10. A Pulitzer prize will go to (a) The New York Times for coverage of the unfolding Gulf War Syndrome cover-up, a year late and with a nod toward the Birmingham News; (b) The Village Voice; (c) The Philadelphia Inquirer's 30-part series following up Western engagement in Somalia; (d) The Wall Street Journal, for coverage of the Columbia/HCA scandal; (e) none of the above.

11. The surprise advertising development in 1998 will be (a) a wholesale demand for reductions in Web rates, based on a survey that will find most Webheads ignore advertising; (b) billboard companies' aggressive pursuit of untraditional outdoor advertisers, to make up for lost tobacco ad revenues; (c) following the soon-to-be-announced cancellation of CNN's Capital Gang Sunday, a major shakeup in the sponsorship of Sunday morning gabshows, due to plummeting ratings; (d) b and c.

12. At The New Yorker in 1998 (a) Elton John will guest-edit a special issue; (b) Joe Klein will slink away, having run up significant expenses but contributed nothing consequential; (c) Seymour Hersh will rejoin the ranks, having generated Tina-level buzz with The Dark Side of Camelot; (d) The New Republic's Hanna Rosin will be hired as a Capitol Hill correspondent.

13. A network news program will announce the retirement of a major onscreen talent (a) Dateline NBC; (b) ABC's 20/20; (c) The NewsHour With Jim Lehrer; (d) 60 Minutes.
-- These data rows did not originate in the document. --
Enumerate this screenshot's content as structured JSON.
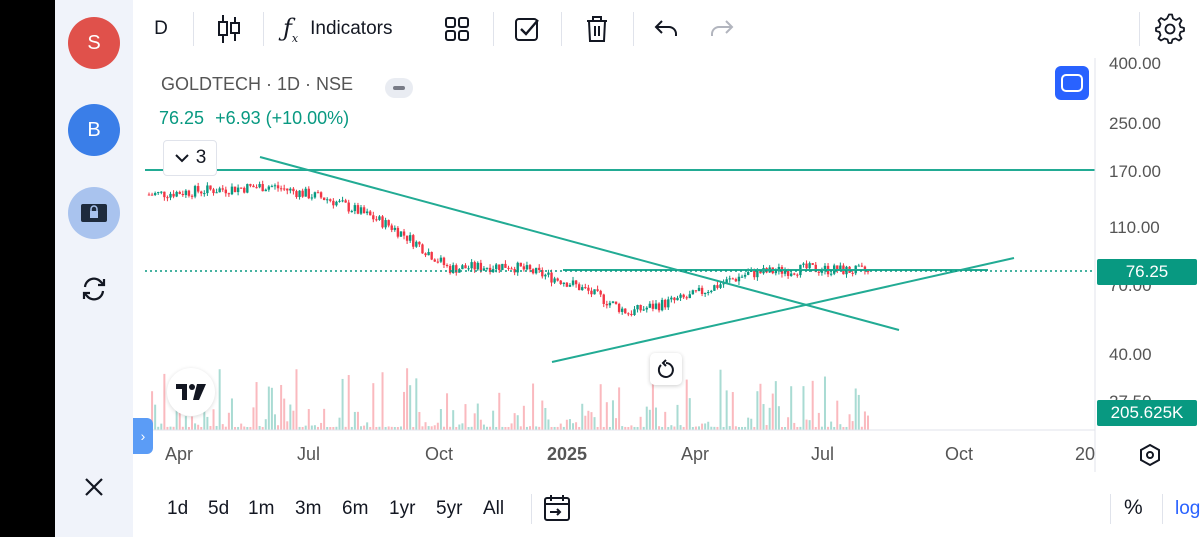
{
  "sidebar": {
    "avatar_s": "S",
    "avatar_b": "B"
  },
  "toolbar": {
    "interval": "D",
    "indicators_label": "Indicators"
  },
  "legend": {
    "symbol": "GOLDTECH · 1D · NSE",
    "price": "76.25",
    "change": "+6.93 (+10.00%)",
    "collapse_count": "3"
  },
  "price_axis": {
    "ticks": [
      "400.00",
      "250.00",
      "170.00",
      "110.00",
      "70.00",
      "40.00",
      "27.50"
    ],
    "current_price": "76.25",
    "volume": "205.625K",
    "log_scale": true
  },
  "time_axis": {
    "ticks": [
      "Apr",
      "Jul",
      "Oct",
      "2025",
      "Apr",
      "Jul",
      "Oct",
      "20"
    ]
  },
  "ranges": [
    "1d",
    "5d",
    "1m",
    "3m",
    "6m",
    "1yr",
    "5yr",
    "All"
  ],
  "bottom_right": {
    "percent": "%",
    "log": "log"
  },
  "colors": {
    "accent": "#2962ff",
    "up": "#089981",
    "down": "#f23645",
    "line": "#22ab94",
    "price_tag": "#089981"
  },
  "chart_data": {
    "type": "candlestick",
    "symbol": "GOLDTECH",
    "interval": "1D",
    "exchange": "NSE",
    "last_price": 76.25,
    "change": 6.93,
    "change_pct": 10.0,
    "approx_close_path": [
      {
        "x": "2024-04",
        "y": 140
      },
      {
        "x": "2024-06",
        "y": 145
      },
      {
        "x": "2024-07",
        "y": 150
      },
      {
        "x": "2024-08",
        "y": 135
      },
      {
        "x": "2024-10",
        "y": 110
      },
      {
        "x": "2024-11",
        "y": 78
      },
      {
        "x": "2024-12",
        "y": 80
      },
      {
        "x": "2025-02",
        "y": 70
      },
      {
        "x": "2025-03",
        "y": 55
      },
      {
        "x": "2025-04",
        "y": 62
      },
      {
        "x": "2025-06",
        "y": 75
      },
      {
        "x": "2025-07",
        "y": 78
      },
      {
        "x": "2025-08",
        "y": 76.25
      }
    ],
    "horizontal_lines": [
      170,
      76.25
    ],
    "trend_lines": [
      "descending",
      "ascending"
    ]
  }
}
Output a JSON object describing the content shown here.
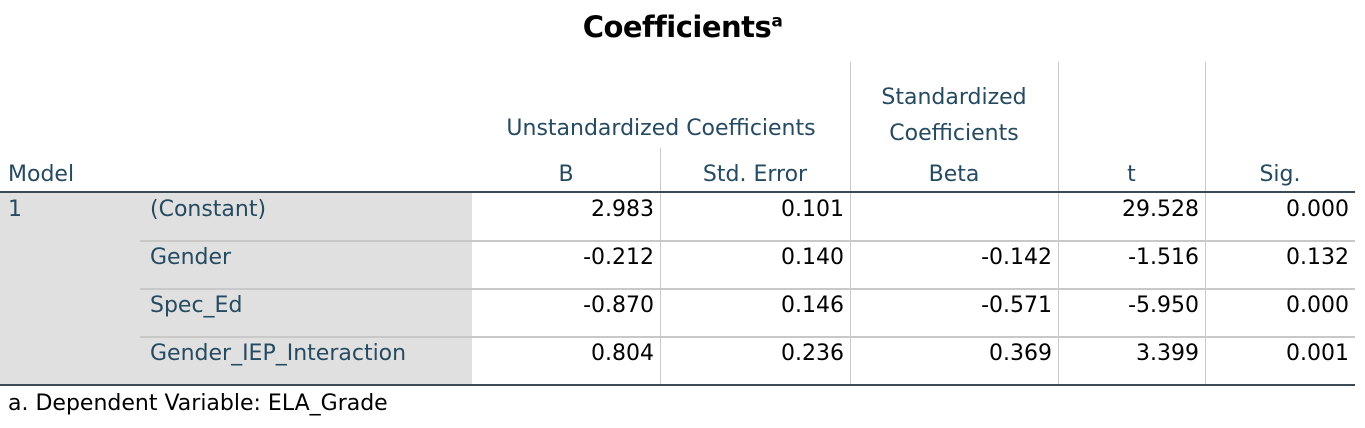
{
  "title": "Coefficients",
  "title_note": "a",
  "header": {
    "model": "Model",
    "group_unstandardized": "Unstandardized Coefficients",
    "group_standardized": "Standardized Coefficients",
    "columns": [
      "B",
      "Std. Error",
      "Beta",
      "t",
      "Sig."
    ]
  },
  "table": {
    "model": "1",
    "rows": [
      [
        "(Constant)",
        "2.983",
        "0.101",
        null,
        "29.528",
        "0.000"
      ],
      [
        "Gender",
        "-0.212",
        "0.140",
        "-0.142",
        "-1.516",
        "0.132"
      ],
      [
        "Spec_Ed",
        "-0.870",
        "0.146",
        "-0.571",
        "-5.950",
        "0.000"
      ],
      [
        "Gender_IEP_Interaction",
        "0.804",
        "0.236",
        "0.369",
        "3.399",
        "0.001"
      ]
    ]
  },
  "footnote": "a. Dependent Variable: ELA_Grade"
}
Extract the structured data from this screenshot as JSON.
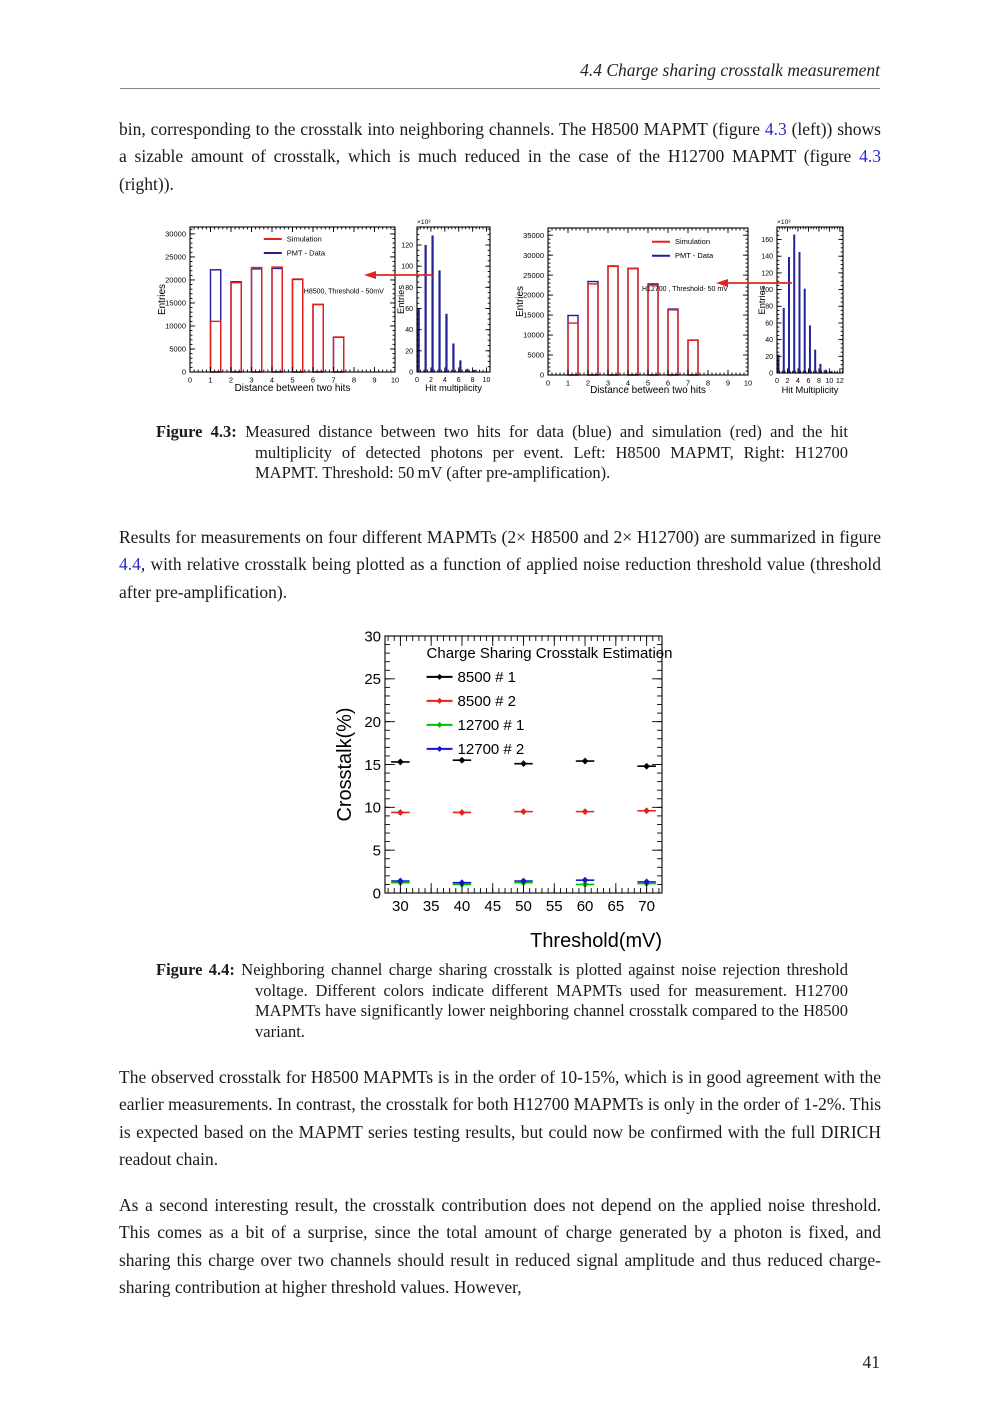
{
  "header": {
    "text": "4.4 Charge sharing crosstalk measurement"
  },
  "page_number": "41",
  "colors": {
    "link": "#2a2ac8",
    "arrow": "#e02520"
  },
  "paragraphs": {
    "p1": {
      "pre": "bin, corresponding to the crosstalk into neighboring channels. The H8500 MAPMT (figure ",
      "link1": "4.3",
      "mid": " (left)) shows a sizable amount of crosstalk, which is much reduced in the case of the H12700 MAPMT (figure ",
      "link2": "4.3",
      "post": " (right))."
    },
    "p2": {
      "pre": "Results for measurements on four different MAPMTs (2× H8500 and 2× H12700) are summarized in figure ",
      "link": "4.4",
      "post": ", with relative crosstalk being plotted as a function of applied noise reduction threshold value (threshold after pre-amplification)."
    },
    "p3": "The observed crosstalk for H8500 MAPMTs is in the order of 10-15%, which is in good agreement with the earlier measurements. In contrast, the crosstalk for both H12700 MAPMTs is only in the order of 1-2%. This is expected based on the MAPMT series testing results, but could now be confirmed with the full DIRICH readout chain.",
    "p4": "As a second interesting result, the crosstalk contribution does not depend on the applied noise threshold. This comes as a bit of a surprise, since the total amount of charge generated by a photon is fixed, and sharing this charge over two channels should result in reduced signal amplitude and thus reduced charge-sharing contribution at higher threshold values. However,"
  },
  "captions": {
    "fig43": {
      "label": "Figure 4.3:",
      "text": "Measured distance between two hits for data (blue) and simulation (red) and the hit multiplicity of detected photons per event. Left: H8500 MAPMT, Right: H12700 MAPMT. Threshold: 50 mV (after pre-amplification)."
    },
    "fig44": {
      "label": "Figure 4.4:",
      "text": "Neighboring channel charge sharing crosstalk is plotted against noise rejection threshold voltage. Different colors indicate different MAPMTs used for measurement. H12700 MAPMTs have significantly lower neighboring channel crosstalk compared to the H8500 variant."
    }
  },
  "chart_data": {
    "h8500_distance": {
      "type": "bar",
      "xlabel": "Distance between two hits",
      "ylabel": "Entries",
      "xlim": [
        0,
        10
      ],
      "ylim": [
        0,
        31500
      ],
      "xticks": [
        0,
        1,
        2,
        3,
        4,
        5,
        6,
        7,
        8,
        9,
        10
      ],
      "yticks": [
        0,
        5000,
        10000,
        15000,
        20000,
        25000,
        30000
      ],
      "xminor": 0.2,
      "yminor": 1000,
      "bar_offset": 0,
      "bar_width": 0.5,
      "legend": {
        "fx": 0.36,
        "fy": 0.1,
        "dy": 14,
        "line": 18,
        "fs": 7.5,
        "items": [
          {
            "label": "Simulation",
            "color": "#e8201c"
          },
          {
            "label": "PMT - Data",
            "color": "#1d1d9e"
          }
        ]
      },
      "annotation": {
        "text": "H8500, Threshold - 50mV",
        "fx": 0.555,
        "fy": 0.46,
        "fs": 7
      },
      "series": [
        {
          "name": "PMT - Data",
          "style": "outline",
          "color": "#1d1d9e",
          "x": [
            1,
            2,
            3,
            4,
            5,
            6,
            7
          ],
          "y": [
            22200,
            19600,
            22400,
            22500,
            20100,
            14650,
            7550
          ]
        },
        {
          "name": "Simulation",
          "style": "outline",
          "color": "#e8201c",
          "x": [
            1,
            2,
            3,
            4,
            5,
            6,
            7
          ],
          "y": [
            11000,
            19400,
            22700,
            22800,
            20200,
            14700,
            7600
          ]
        }
      ]
    },
    "h8500_multiplicity": {
      "type": "bar",
      "xlabel": "Hit multiplicity",
      "ylabel": "Entries",
      "exponent": "×10³",
      "xlim": [
        0,
        10.5
      ],
      "ylim": [
        0,
        137
      ],
      "xticks": [
        0,
        2,
        4,
        6,
        8,
        10
      ],
      "yticks": [
        0,
        20,
        40,
        60,
        80,
        100,
        120
      ],
      "xminor": 0.5,
      "yminor": 5,
      "bar_offset": 0.08,
      "bar_width": 0.32,
      "series": [
        {
          "name": "PMT - Data",
          "style": "fill",
          "color": "#22229a",
          "x": [
            0,
            1,
            2,
            3,
            4,
            5,
            6,
            7,
            8
          ],
          "y": [
            60,
            120,
            129,
            96,
            55,
            27,
            11,
            3,
            2
          ]
        }
      ]
    },
    "h12700_distance": {
      "type": "bar",
      "xlabel": "Distance between two hits",
      "ylabel": "Entries",
      "xlim": [
        0,
        10
      ],
      "ylim": [
        0,
        36800
      ],
      "xticks": [
        0,
        1,
        2,
        3,
        4,
        5,
        6,
        7,
        8,
        9,
        10
      ],
      "yticks": [
        0,
        5000,
        10000,
        15000,
        20000,
        25000,
        30000,
        35000
      ],
      "xminor": 0.2,
      "yminor": 1000,
      "bar_offset": 0,
      "bar_width": 0.5,
      "legend": {
        "fx": 0.52,
        "fy": 0.11,
        "dy": 14,
        "line": 18,
        "fs": 7.5,
        "items": [
          {
            "label": "Simulation",
            "color": "#e8201c"
          },
          {
            "label": "PMT - Data",
            "color": "#1d1d9e"
          }
        ]
      },
      "annotation": {
        "text": "H12700 , Threshold- 50 mV",
        "fx": 0.47,
        "fy": 0.43,
        "fs": 7
      },
      "series": [
        {
          "name": "PMT - Data",
          "style": "outline",
          "color": "#1d1d9e",
          "x": [
            1,
            2,
            3,
            4,
            5,
            6,
            7
          ],
          "y": [
            14900,
            23400,
            27300,
            26700,
            22800,
            16500,
            8750
          ]
        },
        {
          "name": "Simulation",
          "style": "outline",
          "color": "#e8201c",
          "x": [
            1,
            2,
            3,
            4,
            5,
            6,
            7
          ],
          "y": [
            13000,
            22800,
            27200,
            26600,
            22500,
            16300,
            8700
          ]
        }
      ]
    },
    "h12700_multiplicity": {
      "type": "bar",
      "xlabel": "Hit Multiplicity",
      "ylabel": "Entries",
      "exponent": "×10³",
      "xlim": [
        0,
        12.6
      ],
      "ylim": [
        0,
        175
      ],
      "xticks": [
        0,
        2,
        4,
        6,
        8,
        10,
        12
      ],
      "yticks": [
        0,
        20,
        40,
        60,
        80,
        100,
        120,
        140,
        160
      ],
      "xminor": 0.5,
      "yminor": 5,
      "bar_offset": 0.1,
      "bar_width": 0.38,
      "series": [
        {
          "name": "PMT - Data",
          "style": "fill",
          "color": "#22229a",
          "x": [
            0,
            1,
            2,
            3,
            4,
            5,
            6,
            7,
            8,
            9,
            10,
            11
          ],
          "y": [
            22,
            78,
            139,
            166,
            145,
            101,
            57,
            28,
            11,
            4,
            2,
            1
          ]
        }
      ]
    },
    "crosstalk_vs_threshold": {
      "type": "scatter",
      "xlabel": "Threshold(mV)",
      "xlabel_align": "end",
      "ylabel": "Crosstalk(%)",
      "xlim": [
        27.5,
        72.5
      ],
      "ylim": [
        0,
        30
      ],
      "xticks": [
        30,
        35,
        40,
        45,
        50,
        55,
        60,
        65,
        70
      ],
      "yticks": [
        0,
        5,
        10,
        15,
        20,
        25,
        30
      ],
      "xminor": 1,
      "yminor": 1,
      "xerr": 1.5,
      "yerr": 0.25,
      "legend": {
        "fx": 0.15,
        "fy": 0.085,
        "dy": 24,
        "line": 26,
        "fs": 15,
        "marker": true,
        "title": "Charge Sharing Crosstalk Estimation",
        "items": [
          {
            "label": "8500 # 1",
            "color": "#000000"
          },
          {
            "label": "8500 # 2",
            "color": "#e8201c"
          },
          {
            "label": "12700 # 1",
            "color": "#00c000"
          },
          {
            "label": "12700 # 2",
            "color": "#1717d2"
          }
        ]
      },
      "series": [
        {
          "name": "8500 # 1",
          "style": "points",
          "color": "#000000",
          "x": [
            30,
            40,
            50,
            60,
            70
          ],
          "y": [
            15.3,
            15.5,
            15.1,
            15.4,
            14.8
          ]
        },
        {
          "name": "8500 # 2",
          "style": "points",
          "color": "#e8201c",
          "x": [
            30,
            40,
            50,
            60,
            70
          ],
          "y": [
            9.4,
            9.4,
            9.5,
            9.5,
            9.6
          ]
        },
        {
          "name": "12700 # 1",
          "style": "points",
          "color": "#00c000",
          "x": [
            30,
            40,
            50,
            60,
            70
          ],
          "y": [
            1.2,
            1.0,
            1.2,
            1.0,
            1.1
          ]
        },
        {
          "name": "12700 # 2",
          "style": "points",
          "color": "#1717d2",
          "x": [
            30,
            40,
            50,
            60,
            70
          ],
          "y": [
            1.4,
            1.2,
            1.4,
            1.5,
            1.3
          ]
        }
      ]
    }
  }
}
14. Which women's mag will experience the greatest editorial staff turnover? (a) Harper's Bazaar; (b) Vogue; (c) Glamour; (d) Allure; (e) Teen.

15. The book that will have media people twittering the most will be (a) Gail Collins's The Scorpion Tongues; (b) L.J. Davis's expose about John Malone and HDTV; (c) the book version of Dark Alliance, Gary Webb's crack--CIA story; (d) Carol Felsenthal's unauthorized The Newhouse Empire.

16. Which media stock will experience a drop of 25 per cent or more during 1998? (a) Barnes & Noble; (b) Dow Jones; (c) America Online; (d) Times Mirror; (e) all of the above.